For degree of difficulty, I’d have to give Bash’d a 9.9. Can you really take a three-minute comedy sketch idea—two white guys calling themselves T-Bag and Feminem doing an outrageously gay rap number—and stretch it out into a 70-minute show without stultifying the audience? Amazingly enough,
Bash’d mostly pulls it off.
The show originated in 2000 as one song in a cabaret act by Nathan Cuckow, a gay
Mormon who grew up in conservative Calgary, Canada. As the character of Feminem, Cuckow described all the types you see in a typical gay bar—in rhymed couplets to a hip-hop beat. After he met Chris Craddock, a straight actor with a long history of doing gay drag shows like
Tranny Get Your Gun and Little Orphan Tranny, they turned the gay rap into a duet. That one song evolved into
Bash’d, a musical about two lovers and what happens when one of them gets gay-bashed and the other seeks revenge. The show debuted at the Roost, a popular gay club in Edmonton, and eventually made its way to fringe festivals in Toronto and New York. Now it’s installed for an open-ended run at the Zipper Factory, a funky Off-Broadway theater.
Nathan Cuckow (top) and
Chris Craddock (bottom, so to speak)
The tone of Bash’d is edgy, comedic, and in-your-face. Picture a
pale-faced Run-DMC in pink-and-white track suits chanting “Get off my fuckin’ back okay, I like to suck dick/Now fuck me in the ass and I’ll write rhymes about it.” And the execution is ingenious. The two terrifically talented actors play
several dozen roles, including MCs T-Bag and Feminem, a pair of star-crossed
lovers -- small-town Dillon and big-city Jack -- and a riotous rundown of twinks, drag queens, muscle-boys, lesbians, bears, fag hags, and chicken
hawks. All this to a continuous, sing-songy hip-hop beat that teeters on the edge of monotony without ever quite falling in.
Like a hip-hop Terrence McNally play (how’s that for an oxymoron?), Bash’d goes through the list of classic scenes from gay life – first kiss, first sex, intro to gay books and movies, first relationship, first fight, coming out to parents, getting married, dealing with homophobia – skirting cliché only by condensing all this to economical rap rhymes. It doesn’t achieve, nor does it aspire to, the Shakespearean eloquence of Lin-Manuel Miranda’s remarkably fresh pop-rap hit
In the Heights, which won this year’s Tony Award for best musical on Broadway. Instead, it delivers its jokes, its affectionate critique, and its romanticism in smart, fleet bursts. Feminem: “WOOF sounds like a dog, or like Arsenio Hall/Man, WOOF doesn’t sound like a freakin bear at all.” T-Bag: “Yeah well, Gay culture is full of contradiction.”

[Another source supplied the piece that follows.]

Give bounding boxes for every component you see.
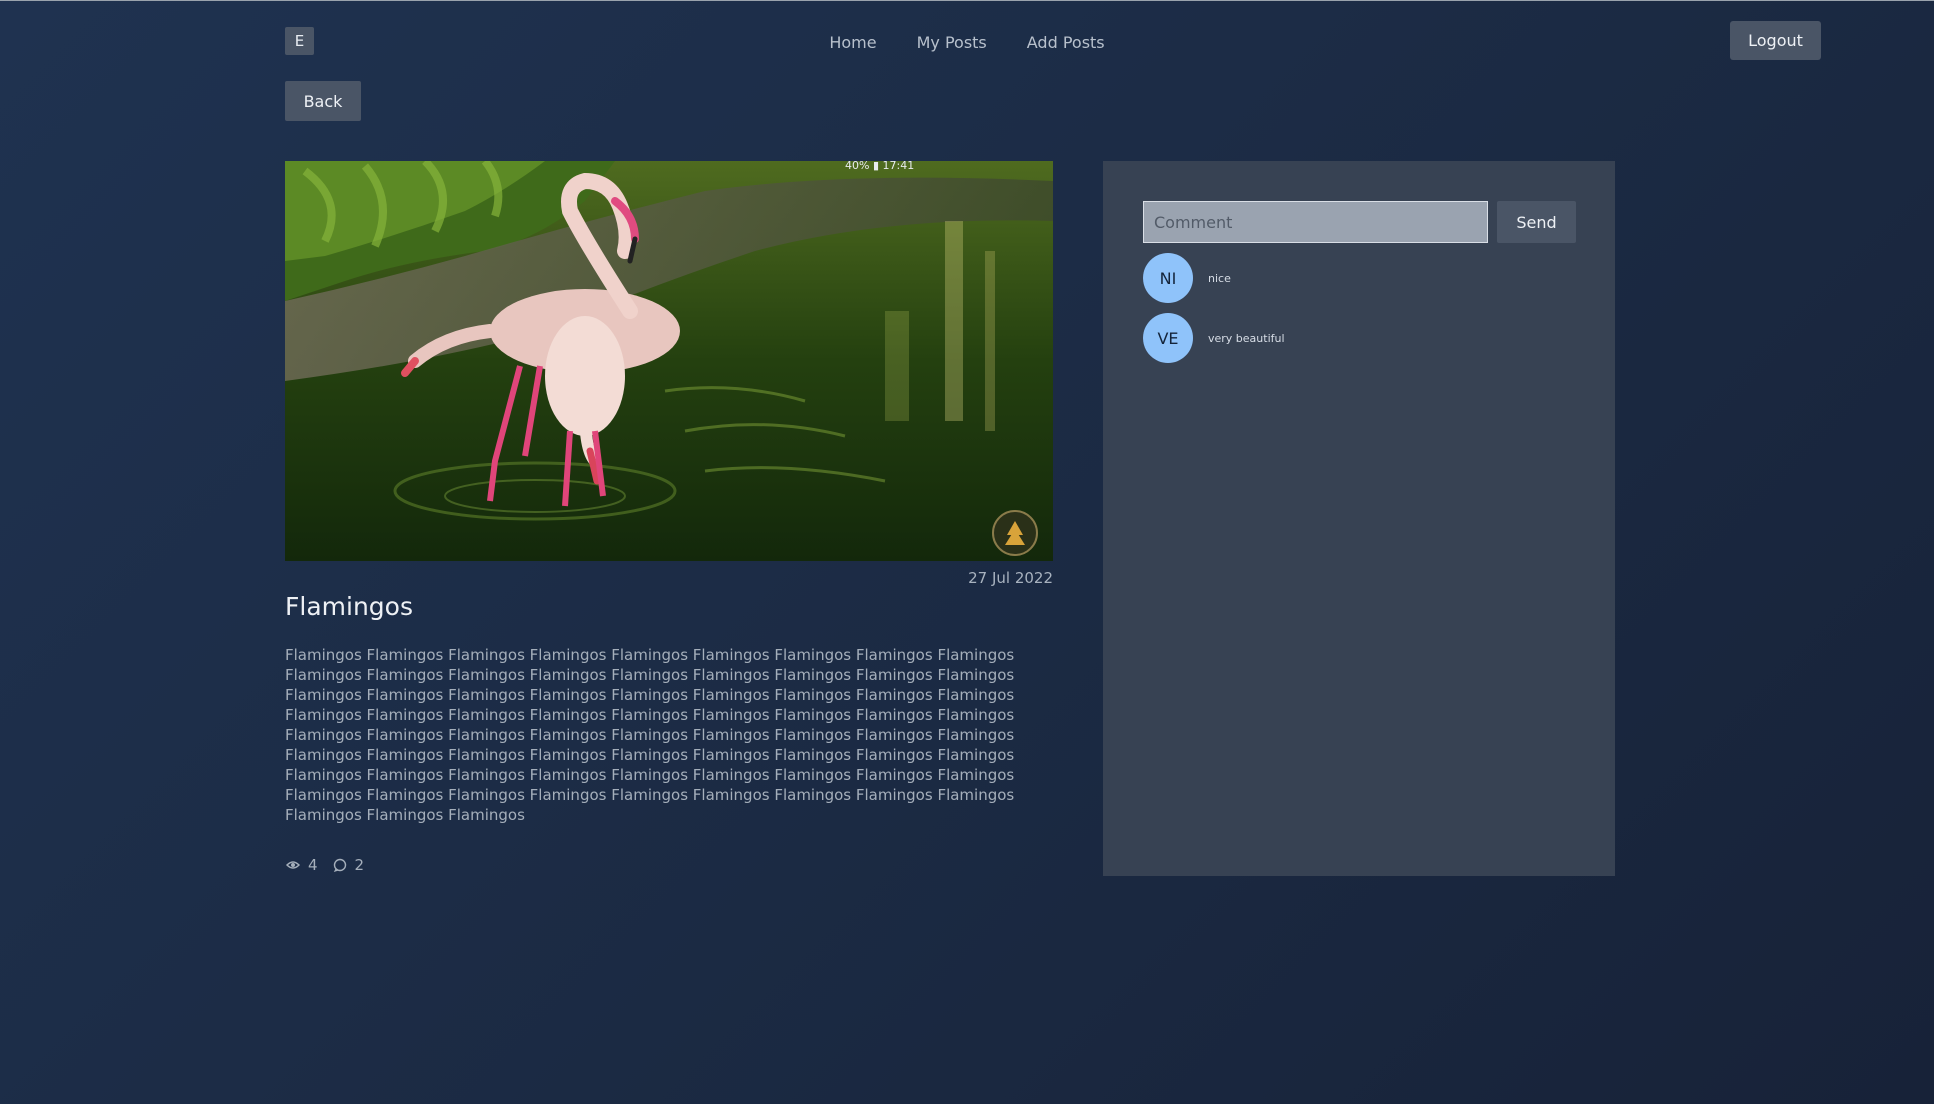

Speaking of contradiction, I have one teensy reservation about Bash’d. It sets itself up as a kind of socially conscious drama addressing anti-gay violence. But the climactic plot turn has the gay guys killing a straight guy and being mowed down by cops and then, in the after-life, receiving a lecture about how violence begets violence: “Why don’t you save yourself some trouble, just walk away.” Uhhh, excuse me, but on what planet is there an epidemic of straights getting bashed by gays? If you’re doing fairy-tale revenge fantasy, go all the way. If you’re seriously addressing hate crime as a social issue, let’s tell the truth about who bashes whom.